Concise review: the potential of stromal cell-derived factor 1 and its receptors to promote stem cell functions in spinal cord repair.
Jaerve A, Schira J, Müller HW
Transplanted stem cells provide beneficial effects on regeneration/recovery after spinal cord injury (SCI) by the release of growth-promoting factors, increased tissue preservation, and provision of a permissive environment for axon regeneration. A rise in chemokine stromal cell-derived factor 1 (SDF-1/CXCL12) expression levels in central nervous system (CNS) injury sites has been shown to play a central role in recruiting transplanted stem cells. Although technically more challenging, it has been shown that after SCI few endogenous stem cells are recruited via SDF-1/CXCR4 signaling.

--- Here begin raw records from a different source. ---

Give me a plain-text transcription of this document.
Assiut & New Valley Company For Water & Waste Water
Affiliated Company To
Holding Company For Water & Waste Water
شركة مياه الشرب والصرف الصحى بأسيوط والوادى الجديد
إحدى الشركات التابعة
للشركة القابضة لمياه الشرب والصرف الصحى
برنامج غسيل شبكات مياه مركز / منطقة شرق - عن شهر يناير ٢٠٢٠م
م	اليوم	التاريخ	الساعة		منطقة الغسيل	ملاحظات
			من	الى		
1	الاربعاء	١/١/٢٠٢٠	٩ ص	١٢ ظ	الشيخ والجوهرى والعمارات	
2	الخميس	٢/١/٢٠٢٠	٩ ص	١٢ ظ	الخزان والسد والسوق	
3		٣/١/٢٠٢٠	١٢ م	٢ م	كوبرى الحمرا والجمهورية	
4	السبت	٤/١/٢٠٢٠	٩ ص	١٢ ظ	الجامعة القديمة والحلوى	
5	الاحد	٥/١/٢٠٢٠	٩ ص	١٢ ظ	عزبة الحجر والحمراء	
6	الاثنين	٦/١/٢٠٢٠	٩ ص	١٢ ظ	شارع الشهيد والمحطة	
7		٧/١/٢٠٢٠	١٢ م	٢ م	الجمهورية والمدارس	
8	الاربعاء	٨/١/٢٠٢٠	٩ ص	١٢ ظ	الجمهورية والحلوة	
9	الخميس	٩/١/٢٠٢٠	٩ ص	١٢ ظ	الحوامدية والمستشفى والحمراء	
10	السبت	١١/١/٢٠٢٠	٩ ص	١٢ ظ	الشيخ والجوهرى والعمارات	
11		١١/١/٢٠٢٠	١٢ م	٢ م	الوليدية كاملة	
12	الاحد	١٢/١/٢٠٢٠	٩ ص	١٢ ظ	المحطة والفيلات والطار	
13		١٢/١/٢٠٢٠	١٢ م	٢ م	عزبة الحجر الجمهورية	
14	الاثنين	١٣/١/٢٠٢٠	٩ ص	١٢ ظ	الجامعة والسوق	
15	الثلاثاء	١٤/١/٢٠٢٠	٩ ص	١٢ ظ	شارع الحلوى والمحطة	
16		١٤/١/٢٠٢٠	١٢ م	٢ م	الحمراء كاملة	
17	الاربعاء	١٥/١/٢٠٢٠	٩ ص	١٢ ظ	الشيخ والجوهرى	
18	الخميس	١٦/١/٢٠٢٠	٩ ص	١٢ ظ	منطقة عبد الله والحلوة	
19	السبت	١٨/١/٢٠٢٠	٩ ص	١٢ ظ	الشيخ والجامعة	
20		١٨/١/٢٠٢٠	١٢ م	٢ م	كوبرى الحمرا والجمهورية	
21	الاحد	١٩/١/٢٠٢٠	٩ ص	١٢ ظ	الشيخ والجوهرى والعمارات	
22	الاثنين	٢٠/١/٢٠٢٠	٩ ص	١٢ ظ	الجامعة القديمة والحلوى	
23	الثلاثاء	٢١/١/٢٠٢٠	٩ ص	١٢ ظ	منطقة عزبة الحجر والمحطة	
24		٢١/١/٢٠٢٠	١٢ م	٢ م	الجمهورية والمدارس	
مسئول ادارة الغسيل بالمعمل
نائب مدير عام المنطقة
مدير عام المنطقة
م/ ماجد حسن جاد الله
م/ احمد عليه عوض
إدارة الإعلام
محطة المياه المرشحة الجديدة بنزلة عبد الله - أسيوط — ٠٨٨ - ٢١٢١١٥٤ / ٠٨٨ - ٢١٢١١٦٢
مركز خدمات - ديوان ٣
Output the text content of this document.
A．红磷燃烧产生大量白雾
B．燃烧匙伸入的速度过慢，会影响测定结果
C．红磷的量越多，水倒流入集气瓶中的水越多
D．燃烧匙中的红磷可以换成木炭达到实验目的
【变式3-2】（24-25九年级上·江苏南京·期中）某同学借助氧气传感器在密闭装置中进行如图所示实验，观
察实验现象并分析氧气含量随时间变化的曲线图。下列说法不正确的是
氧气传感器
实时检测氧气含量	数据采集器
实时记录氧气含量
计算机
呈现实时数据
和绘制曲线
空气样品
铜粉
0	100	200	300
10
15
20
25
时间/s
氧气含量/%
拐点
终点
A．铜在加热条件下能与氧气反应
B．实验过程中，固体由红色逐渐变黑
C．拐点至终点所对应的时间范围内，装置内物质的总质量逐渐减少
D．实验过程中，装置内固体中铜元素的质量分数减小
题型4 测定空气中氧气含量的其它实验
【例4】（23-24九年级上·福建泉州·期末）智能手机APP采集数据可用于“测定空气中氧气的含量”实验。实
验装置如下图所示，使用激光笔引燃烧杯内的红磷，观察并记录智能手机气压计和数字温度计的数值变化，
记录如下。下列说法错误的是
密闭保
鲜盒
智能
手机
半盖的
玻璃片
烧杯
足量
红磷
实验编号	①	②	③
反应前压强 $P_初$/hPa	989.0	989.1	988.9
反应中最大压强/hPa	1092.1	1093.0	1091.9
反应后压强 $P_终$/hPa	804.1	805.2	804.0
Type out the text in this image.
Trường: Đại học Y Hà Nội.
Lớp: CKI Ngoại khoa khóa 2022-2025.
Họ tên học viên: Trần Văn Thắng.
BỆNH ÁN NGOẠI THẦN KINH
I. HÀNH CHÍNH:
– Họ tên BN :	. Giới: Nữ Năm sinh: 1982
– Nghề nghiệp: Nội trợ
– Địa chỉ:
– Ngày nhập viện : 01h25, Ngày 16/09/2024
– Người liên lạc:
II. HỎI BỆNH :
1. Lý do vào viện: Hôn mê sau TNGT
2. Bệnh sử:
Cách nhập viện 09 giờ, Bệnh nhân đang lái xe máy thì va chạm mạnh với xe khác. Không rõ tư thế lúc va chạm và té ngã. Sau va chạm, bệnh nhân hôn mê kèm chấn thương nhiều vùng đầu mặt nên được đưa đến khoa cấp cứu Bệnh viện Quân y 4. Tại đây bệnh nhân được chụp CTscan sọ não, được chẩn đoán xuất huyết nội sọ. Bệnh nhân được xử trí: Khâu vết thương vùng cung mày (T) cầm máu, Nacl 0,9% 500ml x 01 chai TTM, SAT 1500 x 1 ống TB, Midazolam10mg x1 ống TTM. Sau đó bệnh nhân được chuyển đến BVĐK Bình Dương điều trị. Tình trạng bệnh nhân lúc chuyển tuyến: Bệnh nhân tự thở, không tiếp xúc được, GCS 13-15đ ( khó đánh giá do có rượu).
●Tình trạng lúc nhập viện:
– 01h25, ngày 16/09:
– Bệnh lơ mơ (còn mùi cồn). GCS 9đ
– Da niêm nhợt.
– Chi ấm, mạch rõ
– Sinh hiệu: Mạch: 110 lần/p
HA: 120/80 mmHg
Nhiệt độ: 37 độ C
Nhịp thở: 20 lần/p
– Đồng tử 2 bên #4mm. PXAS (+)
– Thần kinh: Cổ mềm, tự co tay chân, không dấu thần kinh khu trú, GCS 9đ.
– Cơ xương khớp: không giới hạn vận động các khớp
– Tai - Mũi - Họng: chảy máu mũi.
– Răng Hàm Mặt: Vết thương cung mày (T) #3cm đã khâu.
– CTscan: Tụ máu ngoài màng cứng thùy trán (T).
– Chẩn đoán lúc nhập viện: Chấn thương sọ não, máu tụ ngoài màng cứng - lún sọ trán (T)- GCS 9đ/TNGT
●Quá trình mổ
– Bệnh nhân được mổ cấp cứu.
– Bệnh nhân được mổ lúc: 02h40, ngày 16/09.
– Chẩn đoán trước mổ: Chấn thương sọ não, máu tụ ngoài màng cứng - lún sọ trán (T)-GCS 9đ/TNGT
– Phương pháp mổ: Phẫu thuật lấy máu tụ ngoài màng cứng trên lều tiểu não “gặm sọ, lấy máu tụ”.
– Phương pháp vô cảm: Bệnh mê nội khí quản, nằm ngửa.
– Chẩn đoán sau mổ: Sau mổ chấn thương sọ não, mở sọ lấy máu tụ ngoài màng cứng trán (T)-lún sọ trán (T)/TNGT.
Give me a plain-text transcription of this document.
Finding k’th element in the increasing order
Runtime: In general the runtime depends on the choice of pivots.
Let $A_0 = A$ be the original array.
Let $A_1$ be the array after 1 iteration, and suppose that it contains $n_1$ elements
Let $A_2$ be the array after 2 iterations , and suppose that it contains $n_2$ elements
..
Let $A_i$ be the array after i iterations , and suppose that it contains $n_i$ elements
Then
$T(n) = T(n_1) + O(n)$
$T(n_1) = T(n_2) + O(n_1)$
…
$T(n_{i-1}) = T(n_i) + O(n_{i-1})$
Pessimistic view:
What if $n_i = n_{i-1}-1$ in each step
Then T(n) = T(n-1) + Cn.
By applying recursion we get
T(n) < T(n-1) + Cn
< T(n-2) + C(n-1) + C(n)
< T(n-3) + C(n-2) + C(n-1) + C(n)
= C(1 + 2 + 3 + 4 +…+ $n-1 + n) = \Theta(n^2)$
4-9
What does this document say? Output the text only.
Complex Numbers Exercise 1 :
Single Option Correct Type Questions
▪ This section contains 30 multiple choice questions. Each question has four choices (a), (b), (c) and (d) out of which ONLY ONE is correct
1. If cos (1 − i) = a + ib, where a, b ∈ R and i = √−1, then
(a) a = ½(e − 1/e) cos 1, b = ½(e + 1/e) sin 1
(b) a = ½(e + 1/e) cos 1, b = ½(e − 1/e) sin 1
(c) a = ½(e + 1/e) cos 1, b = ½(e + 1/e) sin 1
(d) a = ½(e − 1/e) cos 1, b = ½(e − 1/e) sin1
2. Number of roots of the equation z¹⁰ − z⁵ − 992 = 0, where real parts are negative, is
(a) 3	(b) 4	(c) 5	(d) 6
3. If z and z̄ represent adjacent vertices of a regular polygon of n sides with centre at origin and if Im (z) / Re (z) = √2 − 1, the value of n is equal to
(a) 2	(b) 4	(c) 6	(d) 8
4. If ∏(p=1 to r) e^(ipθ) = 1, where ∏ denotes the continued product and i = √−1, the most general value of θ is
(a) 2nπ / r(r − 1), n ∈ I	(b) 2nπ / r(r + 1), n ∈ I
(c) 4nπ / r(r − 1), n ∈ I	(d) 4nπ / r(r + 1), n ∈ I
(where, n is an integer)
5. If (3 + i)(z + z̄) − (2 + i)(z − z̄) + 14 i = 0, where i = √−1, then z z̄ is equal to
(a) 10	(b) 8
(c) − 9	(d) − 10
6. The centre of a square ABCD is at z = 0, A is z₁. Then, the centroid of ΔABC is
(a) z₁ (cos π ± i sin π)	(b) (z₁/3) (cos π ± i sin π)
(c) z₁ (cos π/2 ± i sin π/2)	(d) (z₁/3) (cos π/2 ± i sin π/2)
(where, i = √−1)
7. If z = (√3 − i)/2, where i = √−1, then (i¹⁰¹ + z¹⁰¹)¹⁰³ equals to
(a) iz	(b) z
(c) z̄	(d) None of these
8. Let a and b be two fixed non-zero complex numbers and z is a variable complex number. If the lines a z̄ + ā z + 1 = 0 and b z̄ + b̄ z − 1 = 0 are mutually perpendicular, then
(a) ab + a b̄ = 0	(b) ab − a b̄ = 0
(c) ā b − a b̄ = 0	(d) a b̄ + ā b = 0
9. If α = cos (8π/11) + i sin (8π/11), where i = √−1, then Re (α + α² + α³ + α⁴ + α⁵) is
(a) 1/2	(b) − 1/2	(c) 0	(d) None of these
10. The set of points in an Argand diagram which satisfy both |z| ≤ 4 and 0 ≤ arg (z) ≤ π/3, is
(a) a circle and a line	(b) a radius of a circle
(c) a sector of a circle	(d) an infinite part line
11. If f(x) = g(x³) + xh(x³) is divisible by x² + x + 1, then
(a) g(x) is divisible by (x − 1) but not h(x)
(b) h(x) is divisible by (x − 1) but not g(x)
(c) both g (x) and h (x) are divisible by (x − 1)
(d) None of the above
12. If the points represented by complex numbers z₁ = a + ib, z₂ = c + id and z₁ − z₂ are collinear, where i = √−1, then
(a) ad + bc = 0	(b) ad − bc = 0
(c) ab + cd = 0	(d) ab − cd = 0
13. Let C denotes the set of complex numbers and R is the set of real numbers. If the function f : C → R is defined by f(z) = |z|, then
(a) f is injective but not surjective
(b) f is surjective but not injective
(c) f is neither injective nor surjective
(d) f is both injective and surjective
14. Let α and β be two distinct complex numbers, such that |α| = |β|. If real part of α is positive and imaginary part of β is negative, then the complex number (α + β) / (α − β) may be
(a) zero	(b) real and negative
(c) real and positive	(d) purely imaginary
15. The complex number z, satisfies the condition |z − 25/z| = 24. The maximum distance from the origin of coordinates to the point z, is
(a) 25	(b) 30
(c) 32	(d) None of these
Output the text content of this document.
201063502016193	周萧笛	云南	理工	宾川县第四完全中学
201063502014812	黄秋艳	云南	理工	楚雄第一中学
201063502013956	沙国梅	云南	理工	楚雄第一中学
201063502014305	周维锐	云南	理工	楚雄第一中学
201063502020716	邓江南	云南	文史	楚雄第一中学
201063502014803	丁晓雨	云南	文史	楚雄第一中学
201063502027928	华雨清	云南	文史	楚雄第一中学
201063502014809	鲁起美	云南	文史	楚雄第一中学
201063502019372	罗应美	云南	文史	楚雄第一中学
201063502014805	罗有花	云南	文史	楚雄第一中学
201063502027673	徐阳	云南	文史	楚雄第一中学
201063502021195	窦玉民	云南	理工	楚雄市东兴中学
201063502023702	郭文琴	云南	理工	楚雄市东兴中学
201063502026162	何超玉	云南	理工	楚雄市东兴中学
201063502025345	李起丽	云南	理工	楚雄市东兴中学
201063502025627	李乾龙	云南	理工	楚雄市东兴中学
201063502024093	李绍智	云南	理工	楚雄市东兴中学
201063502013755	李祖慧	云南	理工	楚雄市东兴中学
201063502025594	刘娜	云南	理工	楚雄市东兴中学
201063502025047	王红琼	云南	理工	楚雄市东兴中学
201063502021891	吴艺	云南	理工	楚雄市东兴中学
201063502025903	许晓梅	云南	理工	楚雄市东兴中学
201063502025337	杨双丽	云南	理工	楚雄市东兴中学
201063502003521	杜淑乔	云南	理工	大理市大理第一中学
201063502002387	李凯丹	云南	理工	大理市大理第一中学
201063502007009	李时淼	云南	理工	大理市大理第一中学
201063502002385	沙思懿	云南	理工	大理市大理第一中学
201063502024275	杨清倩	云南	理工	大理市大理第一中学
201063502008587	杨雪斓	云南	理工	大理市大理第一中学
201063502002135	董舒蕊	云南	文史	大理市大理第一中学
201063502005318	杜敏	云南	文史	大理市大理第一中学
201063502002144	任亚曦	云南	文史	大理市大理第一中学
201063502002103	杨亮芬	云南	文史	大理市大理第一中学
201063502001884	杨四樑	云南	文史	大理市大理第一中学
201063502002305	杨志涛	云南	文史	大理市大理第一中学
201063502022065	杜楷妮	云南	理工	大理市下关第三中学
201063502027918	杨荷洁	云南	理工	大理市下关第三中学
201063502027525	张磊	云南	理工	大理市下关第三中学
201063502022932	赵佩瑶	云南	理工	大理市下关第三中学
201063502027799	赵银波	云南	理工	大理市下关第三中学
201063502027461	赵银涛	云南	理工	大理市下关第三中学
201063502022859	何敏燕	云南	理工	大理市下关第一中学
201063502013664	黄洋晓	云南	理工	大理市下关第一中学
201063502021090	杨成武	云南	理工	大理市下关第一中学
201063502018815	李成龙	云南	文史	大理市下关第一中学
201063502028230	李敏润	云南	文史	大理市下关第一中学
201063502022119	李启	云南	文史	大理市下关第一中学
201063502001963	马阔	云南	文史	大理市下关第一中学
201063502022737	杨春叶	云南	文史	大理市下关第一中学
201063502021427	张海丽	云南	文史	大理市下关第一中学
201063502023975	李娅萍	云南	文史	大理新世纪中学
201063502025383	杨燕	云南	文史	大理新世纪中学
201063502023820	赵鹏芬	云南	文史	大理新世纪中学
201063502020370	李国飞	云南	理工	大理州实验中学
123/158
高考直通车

Evidence is accumulating that increasing SDF-1 levels at the injury site (e.g., by exogenous application or transfection methods) further enhances stem cell recruitment. Moreover, SDF-1 might, in addition to migration, also influence survival, proliferation, differentiation, and cytokine secretion of stem cells. Here, we discuss the experimental data available on the role of SDF-1 in stem and progenitor cell biology following CNS injury and suggest strategies for how manipulation of the SDF-1 system could facilitate stem cell-based therapeutic approaches in SCI. In addition, we discuss challenges such as how to circumvent off-target effects in order to facilitate the transfer of SDF-1 to the clinic.